On the other hand, this research contradicts experimental studies that did not find a WM facilitation effect in morphosyntactic processing in local domains by proficient late bilinguals (Felser & Roberts, 2007; Foote, 2011; Juffs, 2004, 2005, 2006). A number of simple explanations for these null results can be listed: WM spans were computed through their storage component only (Felser & Roberts, 2007; Foote, 2011), the WM task were performed in the participants’ non-dominant language (Foote, 2011), the linguistic task and the WM task did not share the same modality (i.e., visual or auditory; Felser & Roberts, 2007), or WM was taken as a nominal variable (Juffs, 2004, 2005, 2006). Finally, the findings do not support deficit computational accounts positing that “representations adult L2 learners compute for comprehension are shallower and less detailed than those of native speakers … and rely more on non-structural information in parsing” (Clahsen & Felser, 2006a, p. 3). Instead, proficient L2 learners seem to make full use morphosyntactic information during real-time processing to compute complex hierarchical structures in the L2.

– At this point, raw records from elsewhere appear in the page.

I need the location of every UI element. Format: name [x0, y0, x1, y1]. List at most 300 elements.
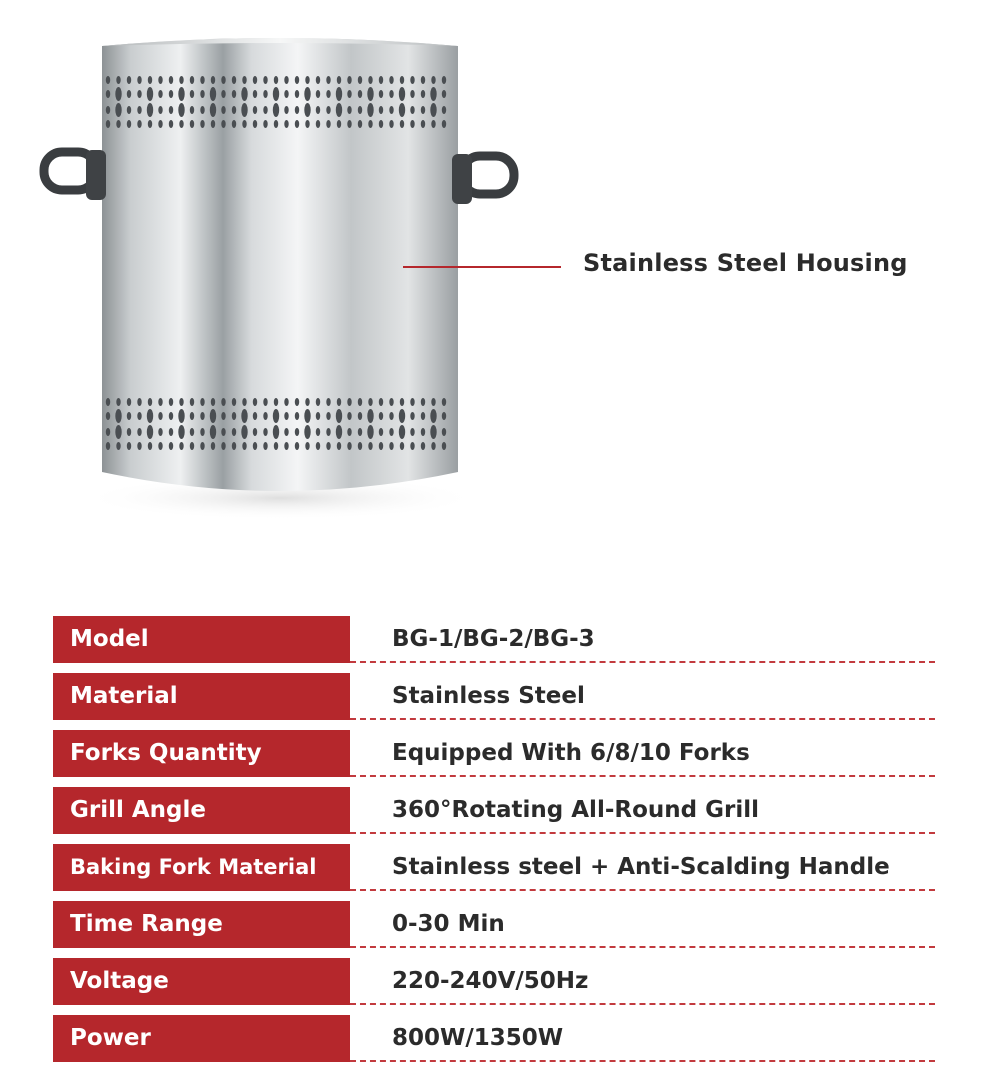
perforation-hole [347, 106, 351, 114]
perforation-hole [347, 120, 351, 128]
perforation-hole [179, 120, 183, 128]
perforation-hole [410, 412, 414, 420]
perforation-hole [410, 76, 414, 84]
perforation-hole [273, 409, 279, 423]
perforation-hole [253, 90, 257, 98]
perforation-hole [200, 76, 204, 84]
perforation-hole [221, 120, 225, 128]
perforation-hole [274, 76, 278, 84]
perforation-hole [241, 103, 247, 117]
perforation-hole [127, 120, 131, 128]
perforation-hole [200, 90, 204, 98]
perforation-hole [399, 425, 405, 439]
perforation-hole [148, 398, 152, 406]
perforation-hole [379, 106, 383, 114]
perforation-hole [232, 428, 236, 436]
perforation-hole [284, 106, 288, 114]
dashed-divider [350, 661, 935, 663]
perforation-hole [379, 412, 383, 420]
perforation-hole [326, 412, 330, 420]
perforation-hole [295, 76, 299, 84]
perforation-hole [263, 76, 267, 84]
perforation-hole [232, 412, 236, 420]
perforation-hole [326, 398, 330, 406]
perforation-hole [274, 120, 278, 128]
perforation-hole [347, 412, 351, 420]
perforation-hole [367, 87, 373, 101]
perforation-hole [200, 412, 204, 420]
perforation-hole [399, 409, 405, 423]
perforation-hole [389, 412, 393, 420]
perforation-hole [400, 442, 404, 450]
perforation-hole [253, 442, 257, 450]
perforation-hole [210, 409, 216, 423]
perforation-hole [221, 76, 225, 84]
perforation-hole [158, 442, 162, 450]
perforation-hole [242, 398, 246, 406]
perforation-hole [442, 428, 446, 436]
perforation-hole [336, 87, 342, 101]
perforation-hole [421, 442, 425, 450]
perforation-hole [442, 412, 446, 420]
perforation-hole [190, 76, 194, 84]
perforation-hole [421, 428, 425, 436]
perforation-hole [147, 409, 153, 423]
perforation-hole [316, 120, 320, 128]
perforation-hole [379, 120, 383, 128]
perforation-hole [242, 442, 246, 450]
perforation-hole [253, 398, 257, 406]
perforation-hole [169, 76, 173, 84]
perforation-hole [389, 90, 393, 98]
perforation-hole [147, 103, 153, 117]
perforation-hole [284, 90, 288, 98]
perforation-hole [389, 106, 393, 114]
perforation-hole [295, 398, 299, 406]
perforation-hole [106, 442, 110, 450]
perforation-hole [284, 442, 288, 450]
perforation-hole [358, 76, 362, 84]
perforation-hole [295, 428, 299, 436]
perforation-hole [178, 409, 184, 423]
perforation-hole [116, 120, 120, 128]
perforation-hole [116, 442, 120, 450]
perforation-hole [241, 409, 247, 423]
perforation-hole [179, 398, 183, 406]
perforation-hole [200, 398, 204, 406]
perforation-hole [242, 76, 246, 84]
callout-line [403, 266, 561, 268]
spec-label: Grill Angle [53, 787, 350, 834]
perforation-hole [358, 106, 362, 114]
perforation-hole [127, 76, 131, 84]
perforation-hole [127, 412, 131, 420]
perforation-hole [221, 412, 225, 420]
perforation-hole [200, 442, 204, 450]
perforation-hole [358, 120, 362, 128]
perforation-hole [336, 103, 342, 117]
perforation-hole [337, 398, 341, 406]
perforation-hole [169, 412, 173, 420]
perforation-hole [116, 398, 120, 406]
perforation-hole [347, 90, 351, 98]
perforation-hole [442, 442, 446, 450]
perforation-hole [200, 428, 204, 436]
perforation-hole [190, 428, 194, 436]
perforation-hole [127, 106, 131, 114]
spec-label: Voltage [53, 958, 350, 1005]
spec-row-model [53, 613, 935, 670]
perforation-hole [273, 103, 279, 117]
perforation-hole [379, 90, 383, 98]
perforation-hole [316, 76, 320, 84]
perforation-hole [316, 90, 320, 98]
perforation-hole [137, 398, 141, 406]
perforation-hole [431, 442, 435, 450]
perforation-hole [379, 442, 383, 450]
perforation-hole [241, 425, 247, 439]
perforation-hole [253, 76, 257, 84]
perforation-hole [347, 428, 351, 436]
perforation-hole [200, 106, 204, 114]
perforation-hole [304, 425, 310, 439]
perforation-hole [389, 398, 393, 406]
perforation-hole [263, 412, 267, 420]
spec-row-material [53, 670, 935, 727]
perforation-hole [115, 103, 121, 117]
perforation-hole [284, 120, 288, 128]
perforation-hole [148, 442, 152, 450]
perforation-hole [347, 398, 351, 406]
perforation-hole [190, 90, 194, 98]
perforation-hole [421, 106, 425, 114]
perforation-hole [284, 412, 288, 420]
perforation-hole [305, 76, 309, 84]
perforation-hole [421, 412, 425, 420]
perforation-hole [347, 76, 351, 84]
spec-row-voltage [53, 955, 935, 1012]
spec-row-time-range [53, 898, 935, 955]
perforation-hole [179, 442, 183, 450]
perforation-hole [442, 76, 446, 84]
callout-label: Stainless Steel Housing [583, 249, 908, 277]
perforation-hole [178, 87, 184, 101]
spec-value: BG-1/BG-2/BG-3 [392, 626, 595, 652]
dashed-divider [350, 718, 935, 720]
perforation-hole [442, 120, 446, 128]
perforation-hole [241, 87, 247, 101]
perforation-hole [358, 412, 362, 420]
perforation-hole [430, 409, 436, 423]
perforation-hole [337, 442, 341, 450]
perforation-hole [253, 412, 257, 420]
perforation-hole [137, 106, 141, 114]
spec-value: 220-240V/50Hz [392, 968, 589, 994]
dashed-divider [350, 946, 935, 948]
perforation-hole [221, 428, 225, 436]
dashed-divider [350, 832, 935, 834]
perforation-hole [147, 87, 153, 101]
perforation-hole [158, 106, 162, 114]
perforation-hole [190, 398, 194, 406]
perforation-hole [190, 120, 194, 128]
spec-value: Stainless steel + Anti-Scalding Handle [392, 854, 890, 880]
perforation-hole [211, 120, 215, 128]
perforation-hole [295, 90, 299, 98]
spec-row-grill-angle [53, 784, 935, 841]
perforation-hole [158, 398, 162, 406]
perforation-hole [410, 428, 414, 436]
perforation-hole [158, 428, 162, 436]
perforation-hole [284, 428, 288, 436]
perforation-hole [421, 76, 425, 84]
perforation-hole [410, 442, 414, 450]
perforation-hole [368, 398, 372, 406]
perforation-hole [305, 398, 309, 406]
perforation-hole [127, 398, 131, 406]
perforation-hole [253, 106, 257, 114]
spec-label: Power [53, 1015, 350, 1062]
dashed-divider [350, 1003, 935, 1005]
perforation-hole [263, 106, 267, 114]
spec-row-power [53, 1012, 935, 1069]
perforation-hole [430, 425, 436, 439]
perforation-hole [304, 87, 310, 101]
dashed-divider [350, 889, 935, 891]
perforation-hole [200, 120, 204, 128]
perforation-hole [242, 120, 246, 128]
perforation-hole [368, 442, 372, 450]
perforation-hole [263, 90, 267, 98]
perforation-hole [116, 76, 120, 84]
perforation-hole [304, 103, 310, 117]
spec-value: 800W/1350W [392, 1025, 564, 1051]
perforation-hole [431, 76, 435, 84]
perforation-hole [158, 76, 162, 84]
perforation-hole [137, 412, 141, 420]
perforation-hole [442, 90, 446, 98]
perforation-hole [431, 120, 435, 128]
perforation-hole [410, 90, 414, 98]
perforation-hole [221, 442, 225, 450]
perforation-hole [178, 425, 184, 439]
spec-label: Material [53, 673, 350, 720]
perforation-hole [326, 76, 330, 84]
perforation-hole [431, 398, 435, 406]
perforation-hole [316, 442, 320, 450]
perforation-hole [158, 120, 162, 128]
perforation-hole [274, 398, 278, 406]
spec-label: Baking Fork Material [53, 844, 350, 891]
perforation-hole [304, 409, 310, 423]
dashed-divider [350, 1060, 935, 1062]
perforation-hole [421, 398, 425, 406]
perforation-hole [221, 106, 225, 114]
perforation-hole [169, 428, 173, 436]
perforation-hole [273, 87, 279, 101]
perforation-hole [148, 120, 152, 128]
perforation-hole [316, 398, 320, 406]
perforation-hole [368, 76, 372, 84]
perforation-hole [273, 425, 279, 439]
perforation-hole [158, 412, 162, 420]
perforation-hole [263, 442, 267, 450]
perforation-hole [178, 103, 184, 117]
perforation-hole [137, 90, 141, 98]
spec-value: 360°Rotating All-Round Grill [392, 797, 759, 823]
perforation-hole [169, 90, 173, 98]
spec-label: Time Range [53, 901, 350, 948]
perforation-hole [106, 106, 110, 114]
perforation-hole [137, 442, 141, 450]
spec-table [53, 613, 935, 1069]
perforation-hole [295, 412, 299, 420]
perforation-hole [232, 90, 236, 98]
perforation-hole [337, 120, 341, 128]
perforation-hole [400, 76, 404, 84]
dashed-divider [350, 775, 935, 777]
perforation-hole [253, 428, 257, 436]
perforation-hole [421, 120, 425, 128]
perforation-hole [367, 409, 373, 423]
perforation-hole [106, 412, 110, 420]
perforation-hole [106, 90, 110, 98]
perforation-hole [399, 87, 405, 101]
perforation-hole [179, 76, 183, 84]
perforation-hole [169, 398, 173, 406]
left-handle-icon [44, 150, 106, 200]
perforation-hole [210, 103, 216, 117]
perforation-hole [368, 120, 372, 128]
perforation-hole [358, 90, 362, 98]
perforation-hole [115, 425, 121, 439]
perforation-hole [221, 90, 225, 98]
spec-value: Stainless Steel [392, 683, 585, 709]
perforation-hole [326, 90, 330, 98]
perforation-hole [263, 398, 267, 406]
perforation-hole [316, 412, 320, 420]
perforation-hole [127, 90, 131, 98]
perforation-hole [232, 76, 236, 84]
perforation-hole [379, 428, 383, 436]
perforation-hole [326, 442, 330, 450]
perforation-hole [210, 87, 216, 101]
perforation-hole [106, 76, 110, 84]
perforation-hole [274, 442, 278, 450]
perforation-hole [326, 428, 330, 436]
perforation-hole [190, 412, 194, 420]
perforation-hole [169, 442, 173, 450]
spec-row-baking-fork-material [53, 841, 935, 898]
perforation-hole [358, 442, 362, 450]
perforation-hole [137, 428, 141, 436]
perforation-hole [115, 87, 121, 101]
perforation-hole [115, 409, 121, 423]
perforation-hole [190, 106, 194, 114]
perforation-hole [400, 120, 404, 128]
perforation-hole [379, 398, 383, 406]
spec-value: 0-30 Min [392, 911, 505, 937]
perforation-hole [316, 428, 320, 436]
perforation-hole [169, 106, 173, 114]
perforation-hole [442, 106, 446, 114]
perforation-hole [399, 103, 405, 117]
perforation-hole [284, 398, 288, 406]
spec-label: Model [53, 616, 350, 663]
perforation-hole [127, 428, 131, 436]
perforation-hole [253, 120, 257, 128]
perforation-hole [148, 76, 152, 84]
spec-label: Forks Quantity [53, 730, 350, 777]
perforation-hole [263, 120, 267, 128]
perforation-hole [326, 120, 330, 128]
perforation-hole [379, 76, 383, 84]
perforation-hole [232, 120, 236, 128]
perforation-hole [106, 120, 110, 128]
perforation-hole [232, 398, 236, 406]
perforation-hole [284, 76, 288, 84]
perforation-hole [221, 398, 225, 406]
perforation-hole [442, 398, 446, 406]
perforation-hole [389, 120, 393, 128]
perforation-hole [336, 409, 342, 423]
perforation-hole [295, 120, 299, 128]
perforation-hole [106, 398, 110, 406]
perforation-hole [430, 103, 436, 117]
perforation-hole [106, 428, 110, 436]
perforation-hole [421, 90, 425, 98]
spec-row-forks-quantity [53, 727, 935, 784]
perforation-hole [430, 87, 436, 101]
perforation-hole [295, 106, 299, 114]
perforation-hole [358, 398, 362, 406]
perforation-hole [358, 428, 362, 436]
perforation-hole [326, 106, 330, 114]
perforation-hole [147, 425, 153, 439]
perforation-hole [305, 120, 309, 128]
perforation-hole [389, 442, 393, 450]
perforation-hole [389, 76, 393, 84]
perforation-hole [210, 425, 216, 439]
perforation-hole [169, 120, 173, 128]
perforation-hole [410, 398, 414, 406]
perforation-hole [336, 425, 342, 439]
perforation-hole [316, 106, 320, 114]
perforation-hole [389, 428, 393, 436]
perforation-hole [232, 106, 236, 114]
perforation-hole [410, 120, 414, 128]
perforation-hole [211, 76, 215, 84]
perforation-hole [337, 76, 341, 84]
perforation-hole [190, 442, 194, 450]
perforation-hole [305, 442, 309, 450]
perforation-hole [295, 442, 299, 450]
perforation-hole [211, 442, 215, 450]
perforation-hole [232, 442, 236, 450]
perforation-hole [400, 398, 404, 406]
perforation-hole [347, 442, 351, 450]
perforation-hole [127, 442, 131, 450]
perforation-hole [263, 428, 267, 436]
perforation-hole [367, 425, 373, 439]
perforation-hole [410, 106, 414, 114]
perforation-hole [211, 398, 215, 406]
right-handle-icon [452, 154, 514, 204]
perforation-hole [158, 90, 162, 98]
perforation-hole [367, 103, 373, 117]
perforation-hole [137, 76, 141, 84]
perforation-hole [137, 120, 141, 128]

The current study had certain limitations that may have influenced the results. First, the chosen syntactic structure (i.e., secondary predicate modifying a direct object) is not as frequent as other syntactic patterns in Spanish. All participants whose data have been included in the statistical analysis showed that they were familiar with the said Spanish structure, but it is possible that the processing of the structural distance condition may have been hindered by the fact that it is not as frequent as the local condition. Second, the WM test used does not offer reaction time data, which is usually used for two purposes: (a) discarding responses that took too long, as they might not tap directly into WM, and (b) having alternate cognitive processing data across participants. However, the test is useful in L2 studies because it is a language-independent cognitive task, unlike most WM tests previously used in the L2 literature (e.g., reading span task), and has been used in multiple L2 processing studies (e.g., Durand López, 2021; Mavrou & Bustos-López, 2019).

Conclusion

This study investigated whether the processing of structural distance is more taxing than the processing of agreement in local domains for English L2 learners of Spanish of varying proficiency levels, and whether verbal WM updating capacity intervened in the processing of structural distance without linear distance. Based on self-paced reading data, Spanish monolinguals were sensitive to gender agreement violations both in local domains and across phrases, beginners were insensitive to all violations, advanced learners were sensitive to within-phrase errors, and those with higher WM updating spans also detected gender agreement violations in syntactic distant conditions. These findings support computational models within accessibility accounts, such as the Fundamental Identity Hypothesis (Hopp, 2007, 2010; McDonald, 2006), as they indicate that linguistic (i.e., L2 proficiency) and cognitive (i.e., WM updating capacity) aspects allow late bilinguals to attain native-like processing of the L2. Thus, L1 and L2 processing seem to be qualitatively similar, albeit quantitatively different.